In cohort II, consisting of seemingly healthy but fracture-prone children, no disease-causing PLS3 sequence variants were found. We also looked for enrichment of both rare and common SNVs that, at least in theory, could be modifiers of protein function and perhaps help to explain the wide range in the number of childhood fractures seen in the general population. However, we did not find any enriched PLS3 SNVs in cohort II and conclude that PLS3 variations do not explain increased bone fragility in this large cohort of children. Based on our findings, and the previously reported cases, it seems that clinically relevant pathogenic variants in PLS3 result not only in increased long bone fractures but are always associated with significantly reduced BMD and vertebral fractures.

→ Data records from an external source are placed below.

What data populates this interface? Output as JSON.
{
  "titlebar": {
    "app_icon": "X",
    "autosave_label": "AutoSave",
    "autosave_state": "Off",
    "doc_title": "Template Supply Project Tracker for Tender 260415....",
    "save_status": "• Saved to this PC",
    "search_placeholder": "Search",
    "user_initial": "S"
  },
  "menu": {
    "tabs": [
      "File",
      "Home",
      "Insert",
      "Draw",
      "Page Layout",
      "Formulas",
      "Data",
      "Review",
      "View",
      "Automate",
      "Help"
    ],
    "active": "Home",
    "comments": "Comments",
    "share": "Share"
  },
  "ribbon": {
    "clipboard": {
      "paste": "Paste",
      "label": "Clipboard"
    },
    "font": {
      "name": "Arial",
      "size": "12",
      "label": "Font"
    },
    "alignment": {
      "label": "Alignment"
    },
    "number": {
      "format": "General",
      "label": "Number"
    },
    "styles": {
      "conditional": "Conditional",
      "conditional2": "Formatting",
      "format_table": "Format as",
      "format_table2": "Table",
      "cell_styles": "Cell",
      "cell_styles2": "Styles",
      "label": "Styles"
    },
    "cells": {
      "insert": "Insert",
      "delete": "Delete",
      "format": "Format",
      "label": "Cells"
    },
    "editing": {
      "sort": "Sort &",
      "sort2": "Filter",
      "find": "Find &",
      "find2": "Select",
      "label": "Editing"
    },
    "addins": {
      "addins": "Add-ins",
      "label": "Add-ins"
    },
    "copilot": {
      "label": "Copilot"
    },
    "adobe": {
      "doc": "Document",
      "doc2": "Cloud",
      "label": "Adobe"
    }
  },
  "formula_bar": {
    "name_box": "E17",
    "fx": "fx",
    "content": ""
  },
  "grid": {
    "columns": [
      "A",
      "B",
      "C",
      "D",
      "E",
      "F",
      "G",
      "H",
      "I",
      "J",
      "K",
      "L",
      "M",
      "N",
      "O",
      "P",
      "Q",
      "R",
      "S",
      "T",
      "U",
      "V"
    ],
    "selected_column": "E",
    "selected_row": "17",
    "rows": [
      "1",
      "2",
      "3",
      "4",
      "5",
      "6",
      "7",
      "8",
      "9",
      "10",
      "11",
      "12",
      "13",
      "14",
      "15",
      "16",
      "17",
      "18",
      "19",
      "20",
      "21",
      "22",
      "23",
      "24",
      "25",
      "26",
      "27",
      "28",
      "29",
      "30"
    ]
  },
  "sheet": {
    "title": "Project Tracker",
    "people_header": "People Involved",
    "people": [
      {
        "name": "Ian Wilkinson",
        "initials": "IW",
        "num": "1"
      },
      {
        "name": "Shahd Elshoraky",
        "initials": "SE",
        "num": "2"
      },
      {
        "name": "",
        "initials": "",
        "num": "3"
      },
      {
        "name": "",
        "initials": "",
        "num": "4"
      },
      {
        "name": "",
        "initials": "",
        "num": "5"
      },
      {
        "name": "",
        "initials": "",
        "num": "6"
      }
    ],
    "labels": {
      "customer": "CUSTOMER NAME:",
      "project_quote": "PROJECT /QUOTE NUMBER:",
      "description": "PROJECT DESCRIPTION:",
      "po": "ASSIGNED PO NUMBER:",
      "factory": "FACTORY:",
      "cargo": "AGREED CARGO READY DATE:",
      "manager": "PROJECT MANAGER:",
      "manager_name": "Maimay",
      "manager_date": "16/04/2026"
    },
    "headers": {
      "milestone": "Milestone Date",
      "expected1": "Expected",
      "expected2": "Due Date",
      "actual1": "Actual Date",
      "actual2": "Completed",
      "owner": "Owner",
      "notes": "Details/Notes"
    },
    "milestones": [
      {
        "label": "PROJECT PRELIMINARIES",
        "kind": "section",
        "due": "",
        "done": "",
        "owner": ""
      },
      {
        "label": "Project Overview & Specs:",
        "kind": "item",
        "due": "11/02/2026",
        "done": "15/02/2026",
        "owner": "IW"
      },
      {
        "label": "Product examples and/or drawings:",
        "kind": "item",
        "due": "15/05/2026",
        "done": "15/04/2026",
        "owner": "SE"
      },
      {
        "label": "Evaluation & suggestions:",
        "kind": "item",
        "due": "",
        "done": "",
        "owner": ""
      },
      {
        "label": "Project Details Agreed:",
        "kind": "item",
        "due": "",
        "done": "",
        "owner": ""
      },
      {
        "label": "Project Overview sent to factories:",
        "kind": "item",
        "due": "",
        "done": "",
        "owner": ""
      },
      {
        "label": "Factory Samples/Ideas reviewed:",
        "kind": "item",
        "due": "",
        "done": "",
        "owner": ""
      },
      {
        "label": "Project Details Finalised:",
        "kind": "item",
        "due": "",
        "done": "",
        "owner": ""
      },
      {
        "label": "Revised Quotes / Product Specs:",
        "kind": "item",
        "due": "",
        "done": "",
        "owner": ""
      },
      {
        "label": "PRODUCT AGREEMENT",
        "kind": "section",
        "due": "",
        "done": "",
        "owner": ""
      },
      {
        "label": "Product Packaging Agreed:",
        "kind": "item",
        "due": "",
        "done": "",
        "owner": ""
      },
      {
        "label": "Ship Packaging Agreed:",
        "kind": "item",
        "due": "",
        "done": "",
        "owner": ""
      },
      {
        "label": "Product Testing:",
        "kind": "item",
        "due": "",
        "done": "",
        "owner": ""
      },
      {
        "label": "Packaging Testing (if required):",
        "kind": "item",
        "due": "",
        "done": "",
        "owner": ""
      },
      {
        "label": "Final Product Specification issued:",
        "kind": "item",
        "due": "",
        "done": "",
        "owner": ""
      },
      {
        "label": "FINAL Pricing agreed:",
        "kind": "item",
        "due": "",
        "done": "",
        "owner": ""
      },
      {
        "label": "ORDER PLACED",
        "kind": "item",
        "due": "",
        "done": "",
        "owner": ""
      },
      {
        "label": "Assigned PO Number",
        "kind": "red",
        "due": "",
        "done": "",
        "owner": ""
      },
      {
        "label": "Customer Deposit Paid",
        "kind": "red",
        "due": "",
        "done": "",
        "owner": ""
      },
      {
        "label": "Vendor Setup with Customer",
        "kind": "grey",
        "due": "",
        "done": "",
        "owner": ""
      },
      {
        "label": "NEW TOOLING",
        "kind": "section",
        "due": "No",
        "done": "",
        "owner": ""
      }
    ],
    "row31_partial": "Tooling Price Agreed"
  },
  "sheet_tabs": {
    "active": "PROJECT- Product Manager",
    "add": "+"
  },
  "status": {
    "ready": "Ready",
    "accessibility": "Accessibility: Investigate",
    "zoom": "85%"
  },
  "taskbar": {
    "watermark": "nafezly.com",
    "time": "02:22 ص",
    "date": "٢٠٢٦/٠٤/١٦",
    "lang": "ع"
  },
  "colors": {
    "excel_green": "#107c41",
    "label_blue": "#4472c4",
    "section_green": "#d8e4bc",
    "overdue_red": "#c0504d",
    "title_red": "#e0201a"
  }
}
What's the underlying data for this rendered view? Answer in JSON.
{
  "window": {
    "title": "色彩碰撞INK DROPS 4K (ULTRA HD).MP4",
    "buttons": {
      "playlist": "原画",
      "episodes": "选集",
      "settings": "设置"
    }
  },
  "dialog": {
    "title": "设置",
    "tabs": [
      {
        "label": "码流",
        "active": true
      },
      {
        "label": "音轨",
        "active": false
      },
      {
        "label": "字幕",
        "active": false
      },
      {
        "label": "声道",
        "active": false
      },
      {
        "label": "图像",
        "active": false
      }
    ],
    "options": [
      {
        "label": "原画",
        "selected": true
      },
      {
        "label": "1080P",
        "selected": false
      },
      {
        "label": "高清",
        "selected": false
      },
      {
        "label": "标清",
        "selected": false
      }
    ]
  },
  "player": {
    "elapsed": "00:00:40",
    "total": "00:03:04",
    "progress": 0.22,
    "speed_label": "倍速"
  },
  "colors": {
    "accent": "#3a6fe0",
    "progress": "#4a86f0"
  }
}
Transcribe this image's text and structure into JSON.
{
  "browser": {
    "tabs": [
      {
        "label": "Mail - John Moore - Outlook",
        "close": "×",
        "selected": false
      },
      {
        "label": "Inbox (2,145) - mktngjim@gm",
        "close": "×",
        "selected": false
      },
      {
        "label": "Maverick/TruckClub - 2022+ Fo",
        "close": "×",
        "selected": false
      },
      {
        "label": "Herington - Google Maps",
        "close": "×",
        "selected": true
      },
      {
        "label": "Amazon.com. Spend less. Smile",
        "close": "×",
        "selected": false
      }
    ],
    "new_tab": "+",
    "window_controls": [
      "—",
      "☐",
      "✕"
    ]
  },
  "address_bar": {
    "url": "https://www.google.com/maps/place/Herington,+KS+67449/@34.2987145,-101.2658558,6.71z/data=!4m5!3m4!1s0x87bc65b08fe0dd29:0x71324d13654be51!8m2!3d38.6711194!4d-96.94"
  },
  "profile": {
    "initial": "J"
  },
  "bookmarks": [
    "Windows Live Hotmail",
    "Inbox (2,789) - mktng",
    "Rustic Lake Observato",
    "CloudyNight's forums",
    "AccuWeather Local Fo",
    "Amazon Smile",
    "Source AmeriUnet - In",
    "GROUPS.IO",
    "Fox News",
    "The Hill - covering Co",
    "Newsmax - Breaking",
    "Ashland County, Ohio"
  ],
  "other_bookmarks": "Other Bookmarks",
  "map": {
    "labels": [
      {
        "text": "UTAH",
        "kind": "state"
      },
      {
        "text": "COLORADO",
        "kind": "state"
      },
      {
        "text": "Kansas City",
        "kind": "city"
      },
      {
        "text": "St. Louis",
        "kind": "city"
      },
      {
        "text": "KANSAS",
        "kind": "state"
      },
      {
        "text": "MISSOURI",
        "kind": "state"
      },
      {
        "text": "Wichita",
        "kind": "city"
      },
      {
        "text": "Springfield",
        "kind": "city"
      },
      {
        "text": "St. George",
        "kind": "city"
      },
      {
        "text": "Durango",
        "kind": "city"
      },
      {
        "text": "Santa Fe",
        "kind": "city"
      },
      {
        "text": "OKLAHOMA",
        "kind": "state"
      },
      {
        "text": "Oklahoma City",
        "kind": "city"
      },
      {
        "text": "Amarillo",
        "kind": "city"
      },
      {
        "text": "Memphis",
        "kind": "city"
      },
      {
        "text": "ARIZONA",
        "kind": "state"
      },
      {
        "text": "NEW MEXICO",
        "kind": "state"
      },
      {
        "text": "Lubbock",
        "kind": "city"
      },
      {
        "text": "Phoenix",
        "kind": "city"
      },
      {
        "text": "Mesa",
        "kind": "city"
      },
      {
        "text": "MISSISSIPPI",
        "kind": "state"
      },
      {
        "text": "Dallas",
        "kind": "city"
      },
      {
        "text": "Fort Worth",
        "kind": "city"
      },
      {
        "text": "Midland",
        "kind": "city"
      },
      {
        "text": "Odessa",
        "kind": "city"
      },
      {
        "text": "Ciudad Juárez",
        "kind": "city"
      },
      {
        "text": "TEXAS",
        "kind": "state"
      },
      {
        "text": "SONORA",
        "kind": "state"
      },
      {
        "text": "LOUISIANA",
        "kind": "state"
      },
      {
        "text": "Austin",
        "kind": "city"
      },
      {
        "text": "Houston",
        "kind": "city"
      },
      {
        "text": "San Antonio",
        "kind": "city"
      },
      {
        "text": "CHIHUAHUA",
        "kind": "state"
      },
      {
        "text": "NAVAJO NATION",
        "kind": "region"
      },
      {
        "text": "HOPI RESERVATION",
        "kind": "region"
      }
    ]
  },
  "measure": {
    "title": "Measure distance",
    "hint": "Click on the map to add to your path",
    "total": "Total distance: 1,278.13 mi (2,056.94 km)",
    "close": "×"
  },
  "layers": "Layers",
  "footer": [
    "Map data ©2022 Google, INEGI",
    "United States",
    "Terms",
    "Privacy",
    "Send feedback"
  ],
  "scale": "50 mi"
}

We recognize some limitations in our study. Our cohorts were relatively small and this limits our ability to make strong conclusions in the overall pediatric population and may have prevented us from finding significant associations. Furthermore, we only searched for variants that were thought to directly affect protein structure (exonic or splice variants), which means that other possibly important variants in introns or regulatory regions could not be detected. However, because of our fairly stringent inclusion criteria, we believe that our results are representative of patients assessed in pediatric bone clinics for suspected primary osteoporosis. This is also, to our knowledge, the first study that systematically screened for PLS3 variants in a single-hospital based cohort of children with bone fragility, and the finding of two novel pathogenic or likely pathogenic variants in PLS3 supports the relevance of our research approach. We did not perform functional studies to evaluate the mechanisms through which the variants lead to clinical manifestations and it thus remains unknown whether the missense variant leads to protein instability or otherwise infers with PLS3 function. Such studies were beyond the scope of this study but once more data emerges about the physiological role of PLS3 in skeletal homeostasis, functional evaluation of mutated PLS3 may provide important insights to the pathogenesis of PLS3 osteoporosis.

Conclusions

This study expands the spectrum of disease-causing PLS3 variants and the associated phenotypes; it gives further support to the importance of spinal osteoporosis as a consequence of pathogenic variants in PLS3 and indicates that also females with heterozygous pathogenic variants in PLS3 can develop childhood-onset primary osteoporosis. Based on our findings, PLS3 screening should be considered in children—both boys and girls—with multiple peripheral and spinal fractures and low BMD. Molecular diagnosis is important for appropriate patient management and genetic counseling even if specific treatment for PLS3 osteoporosis is not yet available. In contrast, children who show an increased propensity to fracture but do not fulfill the criteria of osteoporosis (i.e., have BMD within the normal range) are less likely to have disease-causing variants in PLS3, and our study does not provide support that screening for PLS3 variants in these children is meaningful.